Sebenarnya, ini bukan pertama kali H pergi meninggalkan rumah. Pernah, pada November 2022 ia dikabarkan tidak pulang ke rumah setelah pulang sekolah, sekitar pukul 14.00 WIB. Ia pergi saat orang tuanya tidak ada rumah. Kepergiannya sempat terekam CCTV kompleks.
Yang menjadi pertanyaan kemudian, mengapa H mengulang perbuatannya? Apa yang salah?
Setiap orang tua pasti tidak pernah menyangka akan mengalami hal demikian, ditinggalkan anak, pergi dari rumah tanpa izin, karena alasan kurang kasih sayang, selalu dimarahi, atau tidak pernah diperhatikan.
Tapi kenyataan, hampir semua remaja pernah berpikir untuk melarikan diri, setidaknya sekali hanya saja. Di sinilah pentingnya pengetahuan orang tua ketika anak kabur dari rumah.

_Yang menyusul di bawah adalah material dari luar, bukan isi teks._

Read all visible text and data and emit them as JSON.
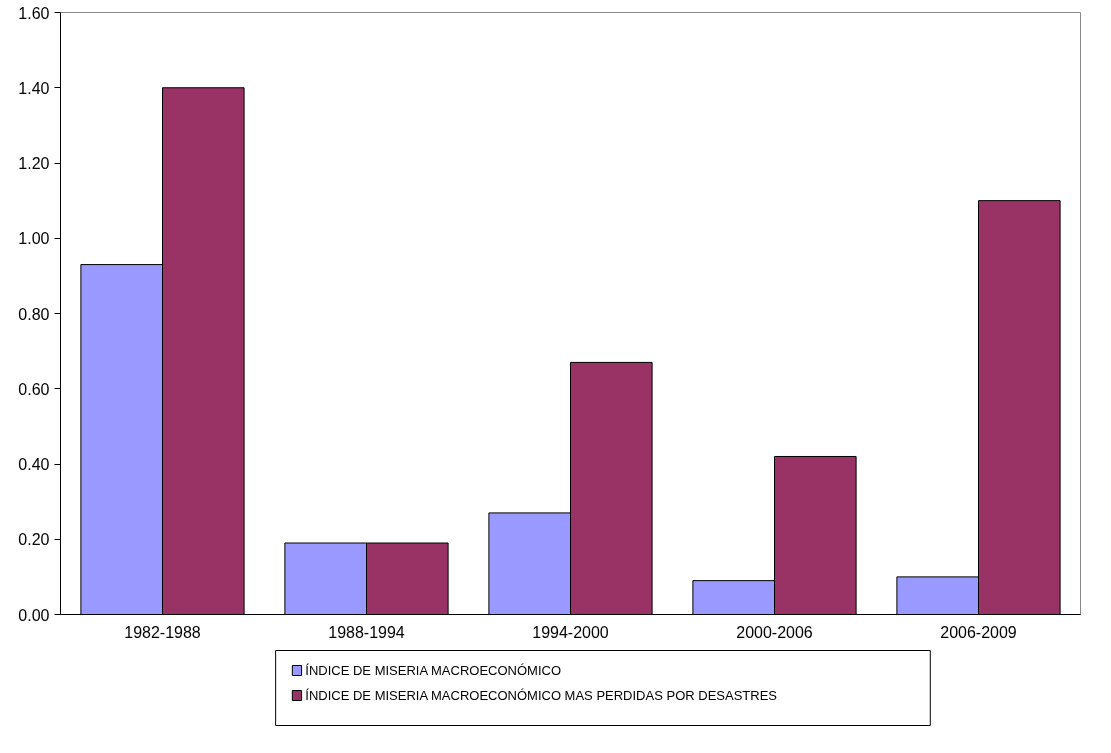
{
  "chart_data": {
    "type": "bar",
    "categories": [
      "1982-1988",
      "1988-1994",
      "1994-2000",
      "2000-2006",
      "2006-2009"
    ],
    "series": [
      {
        "name": "ÍNDICE DE MISERIA MACROECONÓMICO",
        "color": "#9999ff",
        "values": [
          0.93,
          0.19,
          0.27,
          0.09,
          0.1
        ]
      },
      {
        "name": "ÍNDICE DE MISERIA MACROECONÓMICO MAS PERDIDAS POR DESASTRES",
        "color": "#993366",
        "values": [
          1.4,
          0.19,
          0.67,
          0.42,
          1.1
        ]
      }
    ],
    "ylim": [
      0,
      1.6
    ],
    "yticks": [
      {
        "value": 0,
        "label": "0.00"
      },
      {
        "value": 0.2,
        "label": "0.20"
      },
      {
        "value": 0.4,
        "label": "0.40"
      },
      {
        "value": 0.6,
        "label": "0.60"
      },
      {
        "value": 0.8,
        "label": "0.80"
      },
      {
        "value": 1.0,
        "label": "1.00"
      },
      {
        "value": 1.2,
        "label": "1.20"
      },
      {
        "value": 1.4,
        "label": "1.40"
      },
      {
        "value": 1.6,
        "label": "1.60"
      }
    ],
    "grid": false,
    "legend": "bottom"
  }
}
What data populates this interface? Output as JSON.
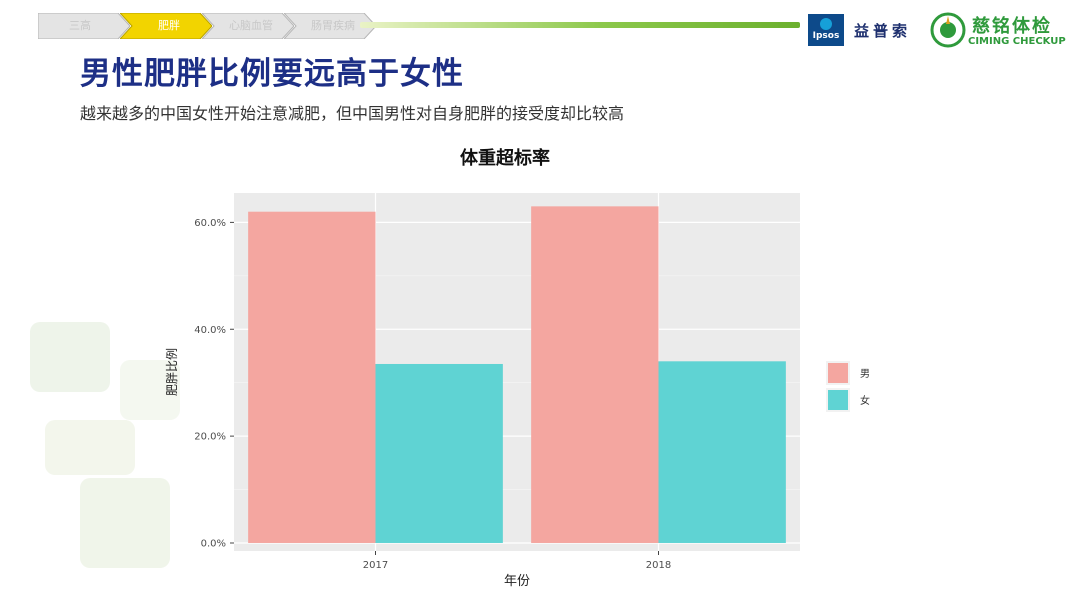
{
  "nav": {
    "steps": [
      {
        "label": "三高",
        "active": false
      },
      {
        "label": "肥胖",
        "active": true
      },
      {
        "label": "心脑血管",
        "active": false
      },
      {
        "label": "肠胃疾病",
        "active": false
      }
    ]
  },
  "logos": {
    "ipsos_text": "Ipsos",
    "ipsos_cn": "益普索",
    "ciming_cn": "慈铭体检",
    "ciming_en": "CIMING CHECKUP"
  },
  "header": {
    "title": "男性肥胖比例要远高于女性",
    "subtitle": "越来越多的中国女性开始注意减肥，但中国男性对自身肥胖的接受度却比较高"
  },
  "colors": {
    "male": "#f4a6a0",
    "female": "#5fd3d3",
    "panel": "#ebebeb",
    "title": "#1d2f86",
    "nav_active": "#f2d400"
  },
  "chart_data": {
    "type": "bar",
    "title": "体重超标率",
    "xlabel": "年份",
    "ylabel": "肥胖比例",
    "categories": [
      "2017",
      "2018"
    ],
    "series": [
      {
        "name": "男",
        "values": [
          0.62,
          0.63
        ]
      },
      {
        "name": "女",
        "values": [
          0.335,
          0.34
        ]
      }
    ],
    "ylim": [
      -0.015,
      0.655
    ],
    "yticks": [
      0,
      0.2,
      0.4,
      0.6
    ],
    "ytick_labels": [
      "0.0%",
      "20.0%",
      "40.0%",
      "60.0%"
    ],
    "grid": true,
    "legend_position": "right"
  }
}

Alasannya beragam, bisa saja anak sedang terjebak dalam situasi yang penuh tekanan sehingga memutuskan untuk meninggalkan rumah. Alih-alih menghadapi masalah, anak justru memilih lari.
Untuk mencegah hal demikian, penting bagi orang tua melakukan ini:
- Bantu anak untuk menemukan solusi atas permasalahannya. Pastikan mereka memiliki cara yang tepat untuk memperbaiki beberapa hal yang mungkin terjadi dalam hidupnya.
- Ajari anak keterampilan memecahkan masalah (problem solving), berempati dengan anak, serta memberikan pengarahan yang masuk akal.
- Biasakan untuk duduk bersama anak dan mendengarkan pendapat dan masalahnya, serta mengajak anak untuk menyelesaikan problem tersebut bersama-sama.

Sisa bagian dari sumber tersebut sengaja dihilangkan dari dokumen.